Shards of a Broken Crown (Serpentwar Book 4)

Erik raced from his tent, barely dressed, holding his sword. Battle-hardened soldiers were fleeing in terror, while others struggled at the front. He grabbed one man, and shouted, “What is it?”

 

 

The man’s eyes were wide with horror and he could only point to the front of the line as he pulled free of Erik’s grasp and ran. Erik hurried to the front of the line, and for a moment he couldn’t understand what he saw.

 

His men were fighting a vicious action against the invader, and he leaped forward, shouting, “All units to the line!”

 

Then he saw one of the men locked in struggle with a Kingdom soldier who wore the tunic of a different Kingdom unit. For a second he wondered if they had been infiltrated. Then he saw the man’s face, and the hair on Erik’s neck and arms stood up. He felt revulsion unlike anything he had known in his short life.

 

The soldier trying to kill his former companion was dead. His lifeless eyes were still rolled up in his head and the flesh of his face was pallid and slack. But his movements were deliberate as he swung his sword.

 

Erik jumped forward and severed the thing’s head from its body with a single blow. The head rolled away, but the body kept swinging the sword. Erik hacked again and severed the creature’s arm, yet the creature pressed forward.

 

Jadow Shati leaped past Erik and cut the creature’s leg out from under it. The corpse toppled over.

 

“Man, they won’t stop.”

 

Erik recognized the danger. Beyond the horror of facing men already dead, which had caused one man in four to run in fear, the dead were unrelenting. They could not be stopped unless they were hacked to pieces. And while one was being butchered, another would strike and kill a Kingdom soldier.

 

Then Erik saw a freshly killed Kingdom soldier rise up, his eyes rolled up in his head, and turn to attack his former companions.

 

“How do we fight them?” shouted Jadow.

 

“Fire!” said Erik. He turned and shouted, “Hold them here!” and ran to the rear.

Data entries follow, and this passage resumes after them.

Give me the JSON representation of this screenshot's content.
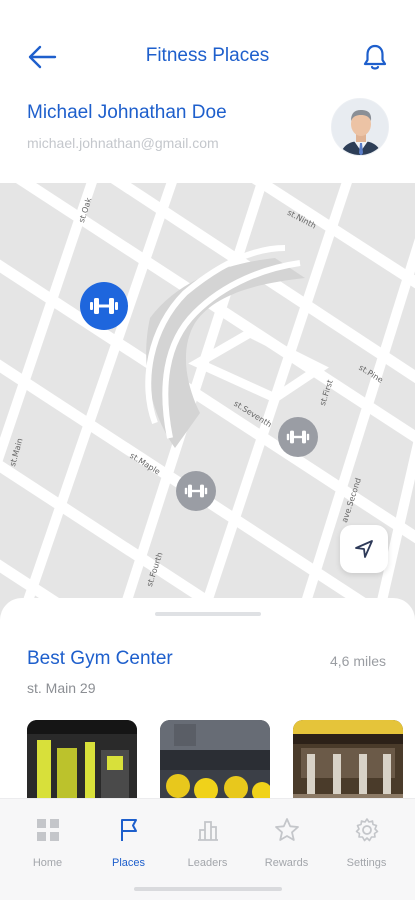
{
  "header": {
    "title": "Fitness Places",
    "back_icon": "arrow-left-icon",
    "notification_icon": "bell-icon"
  },
  "profile": {
    "name": "Michael Johnathan Doe",
    "email": "michael.johnathan@gmail.com",
    "avatar_icon": "avatar-photo"
  },
  "map": {
    "streets": [
      "st.Oak",
      "st.Ninth",
      "st.Pine",
      "st.Seventh",
      "st.First",
      "st.Main",
      "st.Maple",
      "ave.Second",
      "st.Fourth"
    ],
    "markers": [
      {
        "name": "gym-marker-selected",
        "state": "active"
      },
      {
        "name": "gym-marker",
        "state": "inactive"
      },
      {
        "name": "gym-marker",
        "state": "inactive"
      }
    ],
    "locate_icon": "navigation-arrow-icon"
  },
  "place": {
    "name": "Best Gym Center",
    "distance": "4,6 miles",
    "address": "st. Main 29",
    "photos": [
      "gym-photo-1",
      "gym-photo-2",
      "gym-photo-3"
    ]
  },
  "tabs": [
    {
      "label": "Home",
      "icon": "grid-icon",
      "active": false
    },
    {
      "label": "Places",
      "icon": "flag-icon",
      "active": true
    },
    {
      "label": "Leaders",
      "icon": "bar-chart-icon",
      "active": false
    },
    {
      "label": "Rewards",
      "icon": "star-icon",
      "active": false
    },
    {
      "label": "Settings",
      "icon": "gear-icon",
      "active": false
    }
  ],
  "colors": {
    "accent": "#1e5fcc",
    "marker_active": "#1e66dd",
    "marker_inactive": "#9a9da4",
    "map_bg": "#e5e5e5",
    "tab_inactive": "#a3a6ab"
  }
}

Men were running forward to answer the alarm, and Erik held up his hands, halting a score of them. “Go to the rear and get all the hay the cavalry left.” He pointed to where the road narrowed. “Lay it from there, to there.” He indicated another point opposite it across the road. Then he ran to another squad who were about to run to the front, and shouted, “Strip the tents! Get everything that will burn and pile it on the hay.”

 

“What hay, Captain?” asked one soldier.

 

“When you get back with the tents, you’ll see the hay.”

 

Erik hurried to the rear, where the engineers had been sleeping under their partially completed catapults. They were up and buckling on weapons, ready to defend their war engines if necessary. “Are any of these finished?” asked Erik.

 

The Captain of Engineers, a stocky man with a grey beard, said, “This one is ready, Captain, and that other over there is just about ready to go. What is going on?”

 

Erik grasped the man’s arm. “Go to the front. See where our forward positions are. Return here and aim your catapult at that location.”

 

The Captain of Engineers ran off, while Erik turned to the rest of his crew. “How many of you will it take to finish that other catapult?”

 

One of the engineers said, “Just two of us, Captain. All we have to do is install the locking clamps on the arm. We could have finished last night, but we wanted to get supper.”

 

“Go finish it. The rest of you, come with me.”

 

He led them to the baggage train and shouted to the soldiers guarding it, “Get to the front and hold!”

 

They ran off, and Erik pointed to a pair of wagons sitting on the side of the road. He asked the engineers, “Can any of you hitch up those horses?”

 

All of them answered they could, so Erik said, “Get half that oil to the front, where you’ll see them building a barricade, and the other half to the catapults.”

 

He ran back to the front. The plan would only work if they could keep the dead soldiers outside the barricade. And until that task was finished, Erik could serve his cause best by using his power to hack apart each dead soldier trying to get past the diamonds.

 

 

 

 

 

Miranda said, “We must get Pug and Tomas!”

 

They watched from a vantage point among the trees upon the hillside, as the Kingdom forces rallied to repulse the first wave of undead soldiers. Then Nakor heard horns blowing at the rear of Fadawah’s army. Men under arms gathered and formed up behind the struggle taking place at the diamonds. “Yes,” said Nakor. “Get Pug and Tomas, and Ryana if she’s there.”

 

Miranda vanished.

 

Nakor heard a trumpet sound, and the Kingdom forces at the diamonds retreated to a barrier wall that had been building rapidly behind them. They leaped over it and those who were wounded were dragged up and over it by their comrades. No man wished to die and turn against his comrades.